The 4 worst natural disasters of 2020 – and how to protect your future
Reflect on the costliest disasters of 2020 — and make sure you have the insurance that covers them.
Last year’s natural disasters unleashed tens of billions of dollars in destruction across the country and put lives in danger in both coastal and inland areas. The following disasters were the big ones, according to the NOAA National Centers for Environmental Information (NCEI) report, U.S. Billion-Dollar Weather and Climate Disasters (2021), but disaster knows no boundaries. Here’s what to watch out for and how to prepare to safeguard both people and property.
1. Hurricane Laura: $19 billion
Hurricane Laura swept over Southwest Louisiana as a Category 4 hurricane with winds reaching 150 mph and storm surges rising to 15 feet. It’s the strongest hurricane to sweep over the state since the 1850s, according to the NOAA report.
Insurance needed: Hurricane and wind coverage on standard home insurance, flood insurance
2. California wildfires: $16.5 billion
The wildfires burned over 10 million acres and more than 10,500 buildings. And they impacted more than just California — Colorado, Oregon, Washington and other Western states were affected too.
In California, the 2020 fires set five of the state’s six wildfire records, with the largest Mendocino National Forest fires starting after lightning storms struck 10,000 times.
Insurance needed: Fire insurance, standard home insurance with fire coverage
3. Midwest derecho: $11 billion
Windstorms traveling 770 miles within 14 hours blew from South Dakota to Ohio at speeds higher than 100 mph. Called a derecho, this rare storm is the third severe weather storm on record to cause over $10 billion in damage. The derecho ravaged corn and soybean crops across millions of acres in Iowa.
Insurance needed: Standard home insurance with wind coverage, crop insurance
4. Hurricane Sally: Just over $7 billion
This Category 2 hurricane swept into Alabama with over 100 mph winds and rainfall up to 30 inches. The hurricane led to severe flooding and power outages in Alabama, the Florida panhandle and parts of Georgia.
Insurance needed: Standard home insurance with wind and hurricane coverage, food spoilage coverage, flood insurance
Insurance gaps pose problems during natural disasters
Underinsured homeowners face the deepest losses after a natural disaster.

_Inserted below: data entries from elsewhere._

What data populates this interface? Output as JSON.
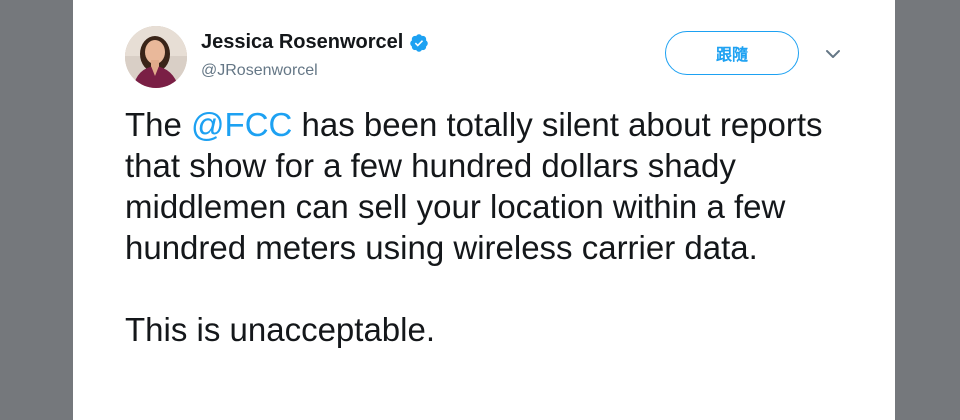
{
  "author": {
    "name": "Jessica Rosenworcel",
    "handle": "@JRosenworcel",
    "verified_icon": "verified-badge-icon"
  },
  "actions": {
    "follow_label": "跟隨",
    "menu_icon": "chevron-down-icon"
  },
  "tweet": {
    "pre_mention": "The ",
    "mention": "@FCC",
    "post_mention": " has been totally silent about reports that show for a few hundred dollars shady middlemen can sell your location within a few hundred meters using wireless carrier data.",
    "second_paragraph": "This is unacceptable."
  },
  "colors": {
    "accent": "#1da1f2",
    "text": "#14171a",
    "secondary": "#657786",
    "background": "#75787c"
  }
}
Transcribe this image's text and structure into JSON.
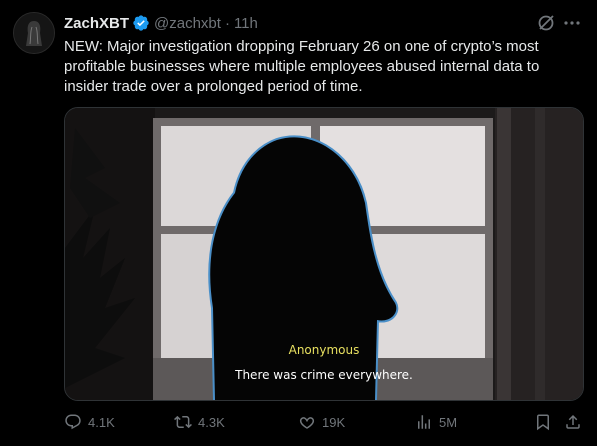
{
  "author": {
    "name": "ZachXBT",
    "handle": "@zachxbt",
    "separator": "·",
    "time": "11h"
  },
  "tweet": {
    "text": "NEW: Major investigation dropping February 26 on one of crypto’s most profitable businesses where multiple employees abused internal data to insider trade over a prolonged period of time."
  },
  "media": {
    "caption_speaker": "Anonymous",
    "caption_line": "There was crime everywhere."
  },
  "actions": {
    "replies": "4.1K",
    "reposts": "4.3K",
    "likes": "19K",
    "views": "5M"
  },
  "icons": {
    "verified": "verified-badge-icon",
    "grok": "grok-icon",
    "more": "more-icon",
    "reply": "reply-icon",
    "repost": "repost-icon",
    "like": "like-icon",
    "views": "views-icon",
    "bookmark": "bookmark-icon",
    "share": "share-icon"
  },
  "colors": {
    "background": "#000000",
    "text": "#e7e9ea",
    "muted": "#71767b",
    "verified": "#1d9bf0",
    "caption_speaker": "#e8e060"
  }
}
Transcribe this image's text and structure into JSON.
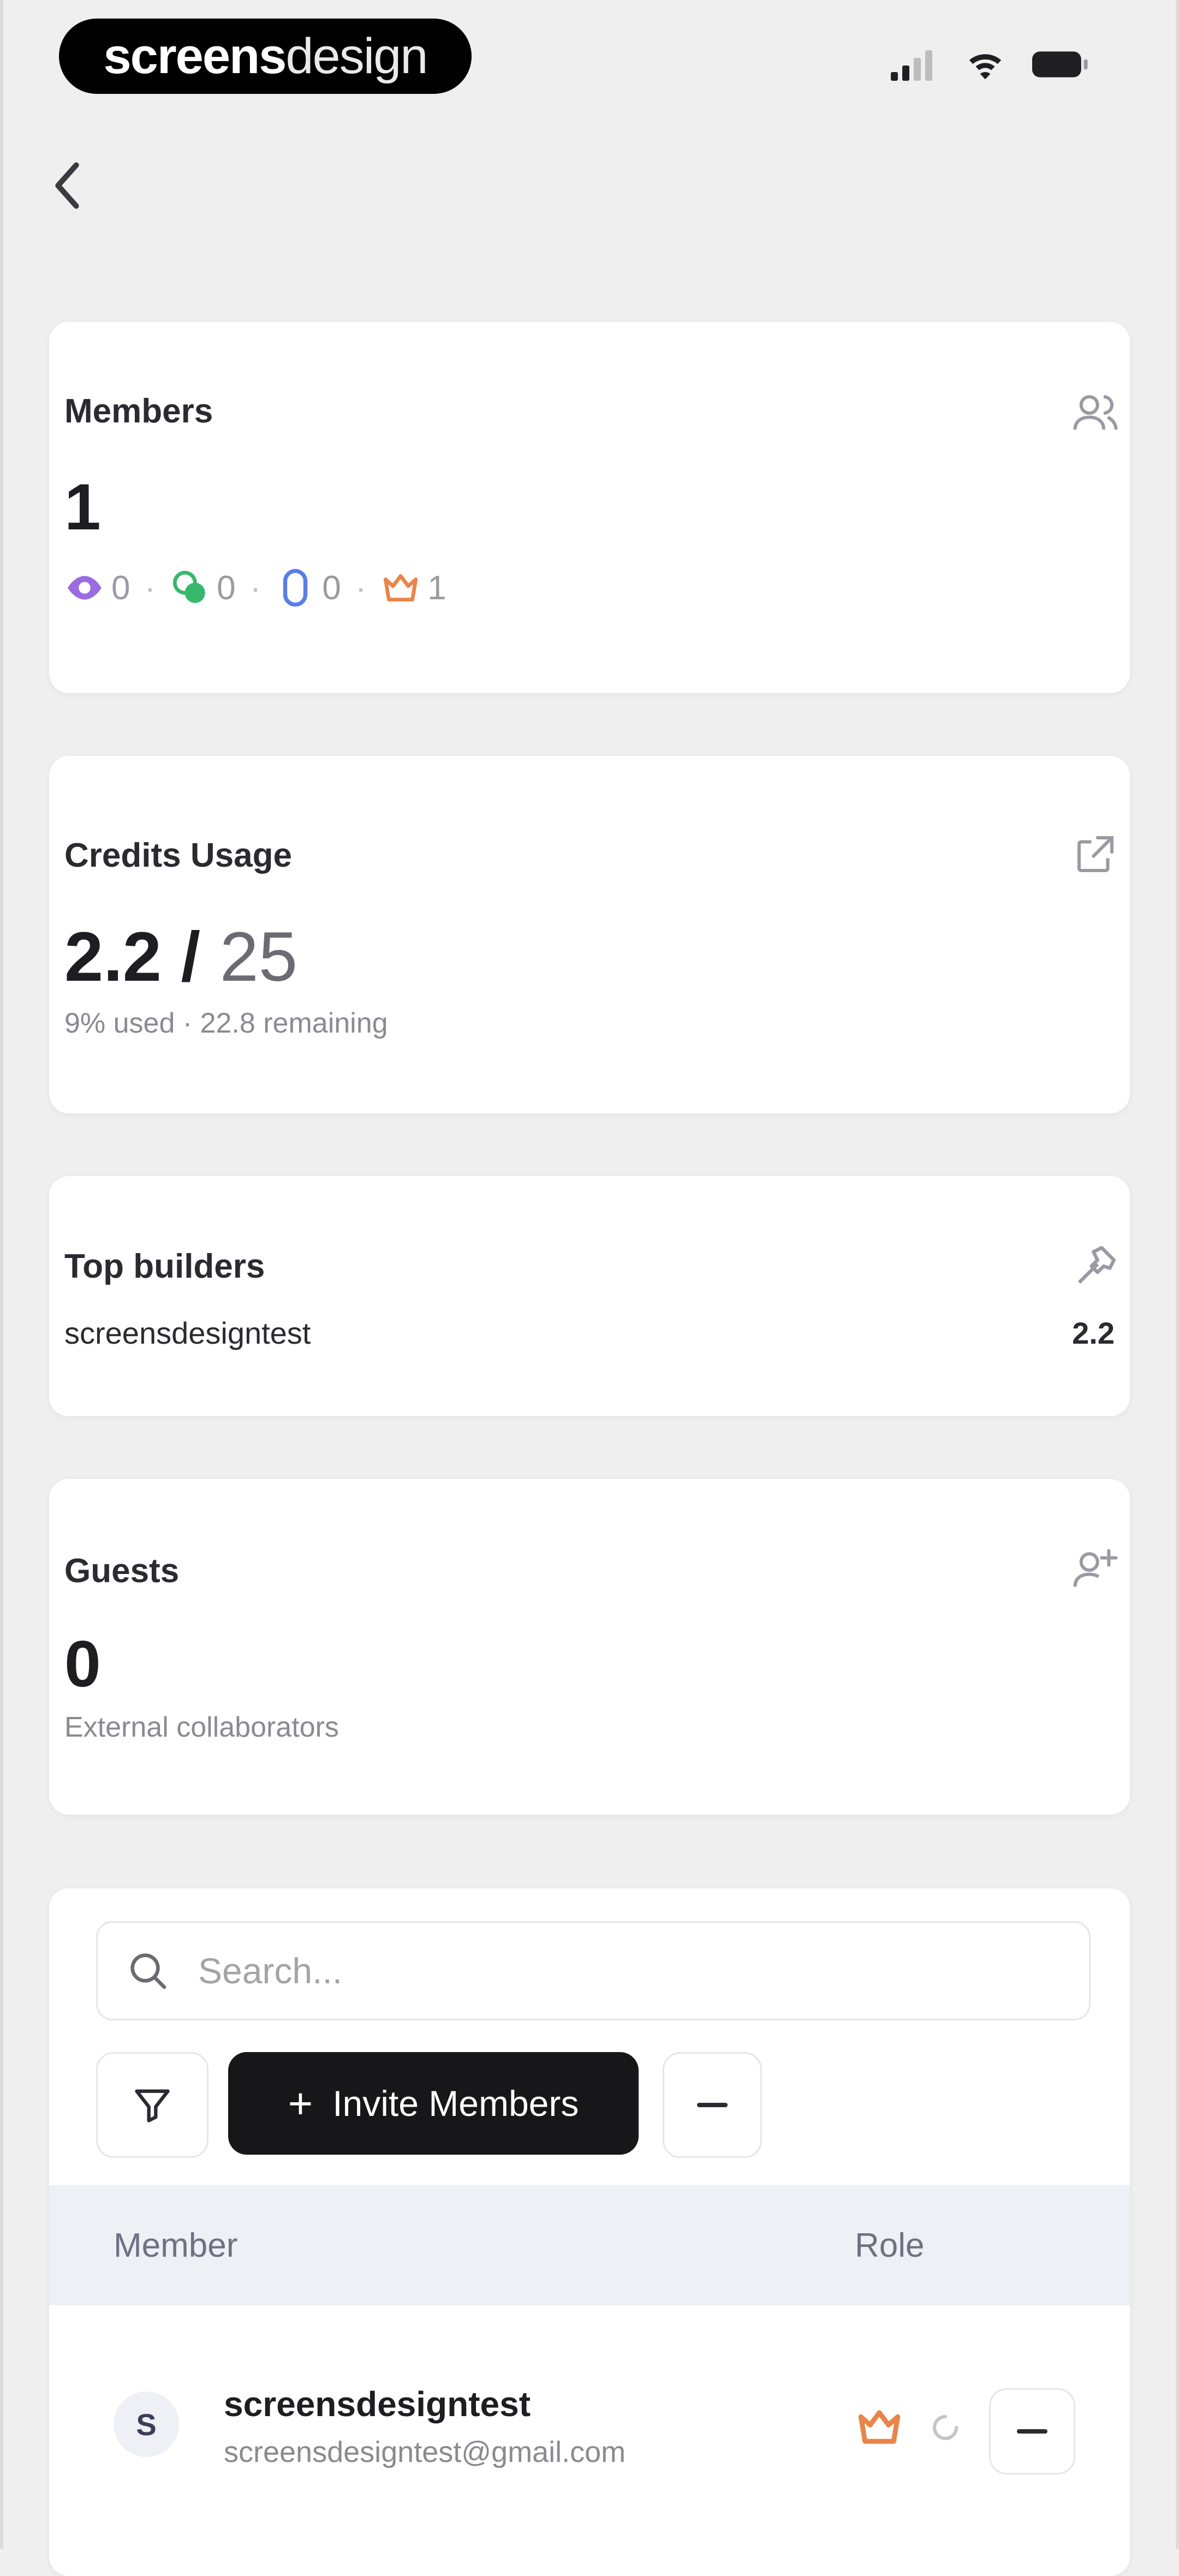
{
  "status_bar": {
    "brand_bold": "screens",
    "brand_light": "design"
  },
  "members_card": {
    "title": "Members",
    "count": "1",
    "roles": [
      {
        "icon": "eye-icon",
        "count": "0",
        "color": "#9b6be0"
      },
      {
        "icon": "edit-icon",
        "count": "0",
        "color": "#37b86b"
      },
      {
        "icon": "shield-icon",
        "count": "0",
        "color": "#5a7ee8"
      },
      {
        "icon": "crown-icon",
        "count": "1",
        "color": "#e8854a"
      }
    ],
    "separator": "·"
  },
  "credits_card": {
    "title": "Credits Usage",
    "used": "2.2",
    "slash": " / ",
    "total": "25",
    "subtitle": "9% used · 22.8 remaining"
  },
  "builders_card": {
    "title": "Top builders",
    "builders": [
      {
        "name": "screensdesigntest",
        "value": "2.2"
      }
    ]
  },
  "guests_card": {
    "title": "Guests",
    "count": "0",
    "subtitle": "External collaborators"
  },
  "members_table": {
    "search_placeholder": "Search...",
    "invite_label": "Invite Members",
    "columns": {
      "member": "Member",
      "role": "Role"
    },
    "rows": [
      {
        "initial": "S",
        "name": "screensdesigntest",
        "email": "screensdesigntest@gmail.com",
        "role_icon": "crown-icon"
      }
    ]
  },
  "colors": {
    "accent_dark": "#17171a",
    "owner_orange": "#e8854a",
    "table_header_bg": "#edf0f5"
  }
}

About 90% of US natural disasters involve flooding, according to the Insurance Information Institute’s Spotlight on Flood Insurance. Yet only 15% of homeowners say they hold a flood insurance policy, and a majority of homeowners in Texas and Florida don’t have a policy at all, states the III spotlight.
That includes homeowners who don’t qualify for standard policies because they live in high-risk areas, such as California homes prone to wildfires or Florida homes in hurricane-prone areas. In 2019, insurance companies refused to renew policies for over 200,000 high-risk homes in California, according to the Insurance Journal.
Both underinsured situations leave homeowners paying out of pocket when natural disasters like the ones in 2020 hit home.
Changes to the National Flood Insurance Program
One bright spot is that regulators have been working behind the scenes to help more homeowners get flood insurance. New changes to the National Flood Insurance Program (NFIP):
- Risk Rating 2.0. This is a new proposed rating system that uses new data sources and recent disasters to more accurately measure a home’s flood risk. The new system is set to go into effect in October 2021.
- Private flood insurance rule. In 2019, a rule passed that federally regulated lenders must approve private flood policies with coverage that falls in line with NFIP policies. The rule encourages growth in the private insurance market.
How to get insured for natural disasters in 2021
Get the new year off to a solid start with peace of mind for natural disasters. Take a few steps to make sure you’re properly insured:
1. Look into flood insurance.
Even if you don’t live near an ocean, your home might have more risk for inland flooding than you think, and many claims happen outside high-risk flood zones. Check your home’s risk using the Federal Emergency Management Agency’s flood zone map and consider buying a flood insurance policy.
2. Review your policy for wind, hurricanes and wildfire coverage.
While many standard policies include coverage for these serious disasters, some policies exclude specific situations or require a separate deductible for wind or hurricane damage.
If your policy doesn’t cover wind or hurricane damage, you might shop around for another company that does. You’ll also want to see how your insurance covers wildfires if they’re common in your area.
3. Compare alternatives for high-risk homes.
If you don’t have enough insurance but live in a high-risk area, you can:
- Look at your state’s Fair Access to Insurance Plan (FAIR), a state-run program that matches high-risk homes with an insurance company.
- Shop specialty or local insurers, like new fintech companies that use data and technology to evaluate your home’s risk level.
- Buy a separate fire insurance policy if fires are common in your area.